TYW5 is a Jumonji C (JmjC) domain-containing RNA hydroxylase. It catalyzes the conversion of wybutosine (yW) to hydroxywybutosine (OHyW) using Fe(II) iron and 2-oxoglutarate (2-OG) as cofactors . The enzyme recognizes the N4-methyl group of yW-72, a hypomodified form of wybutosine, and hydroxylates the beta carbon of the propyl group. This reaction is followed by methylation and methoxycarbonylation of the side chain, catalyzed by TYW4, to complete the modification process .
The TYW5 gene is located on chromosome 2q33.1 . The protein consists of 315 amino acids and contains a JmjC domain, which is essential for its catalytic activity. The crystal structure of TYW5 reveals that it forms dimers, with each monomer consisting of an N-terminal catalytic domain and a C-terminal helical domain . The active site of TYW5 is located in the beta-jellyroll fold of the catalytic domain and contains conserved residues necessary for enzymatic activity .
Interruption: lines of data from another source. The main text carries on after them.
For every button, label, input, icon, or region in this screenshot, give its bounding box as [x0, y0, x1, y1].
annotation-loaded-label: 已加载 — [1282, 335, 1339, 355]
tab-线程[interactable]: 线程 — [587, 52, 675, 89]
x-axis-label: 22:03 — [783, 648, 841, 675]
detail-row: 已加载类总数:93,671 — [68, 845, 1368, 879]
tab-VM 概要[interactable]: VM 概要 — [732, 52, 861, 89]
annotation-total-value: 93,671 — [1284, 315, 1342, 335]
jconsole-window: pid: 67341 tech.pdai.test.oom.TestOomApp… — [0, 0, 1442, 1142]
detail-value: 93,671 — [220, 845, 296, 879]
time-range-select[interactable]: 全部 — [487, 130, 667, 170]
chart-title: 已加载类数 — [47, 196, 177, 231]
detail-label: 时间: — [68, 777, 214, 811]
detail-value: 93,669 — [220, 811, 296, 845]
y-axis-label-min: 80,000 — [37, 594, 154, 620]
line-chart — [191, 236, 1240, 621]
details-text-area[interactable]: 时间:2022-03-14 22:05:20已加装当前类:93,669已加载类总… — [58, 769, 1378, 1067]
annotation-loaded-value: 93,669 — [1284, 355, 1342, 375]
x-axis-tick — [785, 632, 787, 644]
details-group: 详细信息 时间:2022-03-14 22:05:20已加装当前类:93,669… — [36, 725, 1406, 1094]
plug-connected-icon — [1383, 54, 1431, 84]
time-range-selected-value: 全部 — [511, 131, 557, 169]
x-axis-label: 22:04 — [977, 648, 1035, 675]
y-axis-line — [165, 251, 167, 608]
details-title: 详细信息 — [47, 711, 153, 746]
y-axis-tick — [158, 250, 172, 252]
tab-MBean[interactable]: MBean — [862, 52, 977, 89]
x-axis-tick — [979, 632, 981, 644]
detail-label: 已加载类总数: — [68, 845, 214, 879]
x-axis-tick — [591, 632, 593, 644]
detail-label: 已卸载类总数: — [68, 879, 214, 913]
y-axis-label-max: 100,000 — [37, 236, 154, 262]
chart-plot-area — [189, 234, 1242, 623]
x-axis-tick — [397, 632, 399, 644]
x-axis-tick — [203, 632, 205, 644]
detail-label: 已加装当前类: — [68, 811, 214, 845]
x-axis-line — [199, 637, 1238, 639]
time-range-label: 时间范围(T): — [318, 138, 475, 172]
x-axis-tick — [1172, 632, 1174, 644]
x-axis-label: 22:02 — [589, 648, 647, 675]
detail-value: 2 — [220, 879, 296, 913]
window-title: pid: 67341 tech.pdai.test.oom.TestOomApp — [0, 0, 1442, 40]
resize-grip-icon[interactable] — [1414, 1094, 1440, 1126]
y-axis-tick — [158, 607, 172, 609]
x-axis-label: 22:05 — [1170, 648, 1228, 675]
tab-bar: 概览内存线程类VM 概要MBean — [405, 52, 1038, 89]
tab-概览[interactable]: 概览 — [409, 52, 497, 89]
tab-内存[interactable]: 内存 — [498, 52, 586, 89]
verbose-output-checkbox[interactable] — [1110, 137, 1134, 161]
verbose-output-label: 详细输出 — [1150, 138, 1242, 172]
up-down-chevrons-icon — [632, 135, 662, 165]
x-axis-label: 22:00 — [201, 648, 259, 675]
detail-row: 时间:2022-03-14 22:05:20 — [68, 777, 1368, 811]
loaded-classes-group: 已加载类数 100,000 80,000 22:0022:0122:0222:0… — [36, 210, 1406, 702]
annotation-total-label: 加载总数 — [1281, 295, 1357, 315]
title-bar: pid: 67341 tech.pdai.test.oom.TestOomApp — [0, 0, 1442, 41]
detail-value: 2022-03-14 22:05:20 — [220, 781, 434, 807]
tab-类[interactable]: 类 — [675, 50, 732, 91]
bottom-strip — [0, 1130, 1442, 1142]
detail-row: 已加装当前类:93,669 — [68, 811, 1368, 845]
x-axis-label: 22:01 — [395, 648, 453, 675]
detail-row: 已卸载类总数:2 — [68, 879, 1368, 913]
The hydroxylation of wybutosine by TYW5 is a critical step in the biosynthesis of wybutosine derivatives, which are found in higher eukaryotes. These modifications are crucial for the proper functioning of tRNA and, consequently, for the fidelity of protein synthesis. Disruptions in the function of TYW5 can lead to defects in tRNA modification, potentially affecting cellular protein synthesis and overall cellular function .
Recombinant TYW5 is produced using genetic engineering techniques, where the TYW5 gene is cloned and expressed in a suitable host organism, such as bacteria or yeast. This allows for the production of large quantities of the protein for research and therapeutic purposes. Recombinant TYW5 retains the same structural and functional properties as the native protein, making it a valuable tool for studying tRNA modifications and their implications in human health and disease .
Mutations or dysregulation of the TYW5 gene have been associated with certain diseases, including Amyotrophic Lateral Sclerosis (ALS) with or without Frontotemporal Dementia . Understanding the role of TYW5 in tRNA modification and its impact on cellular processes can provide insights into the molecular mechanisms underlying these diseases and potentially lead to the development of targeted therapies.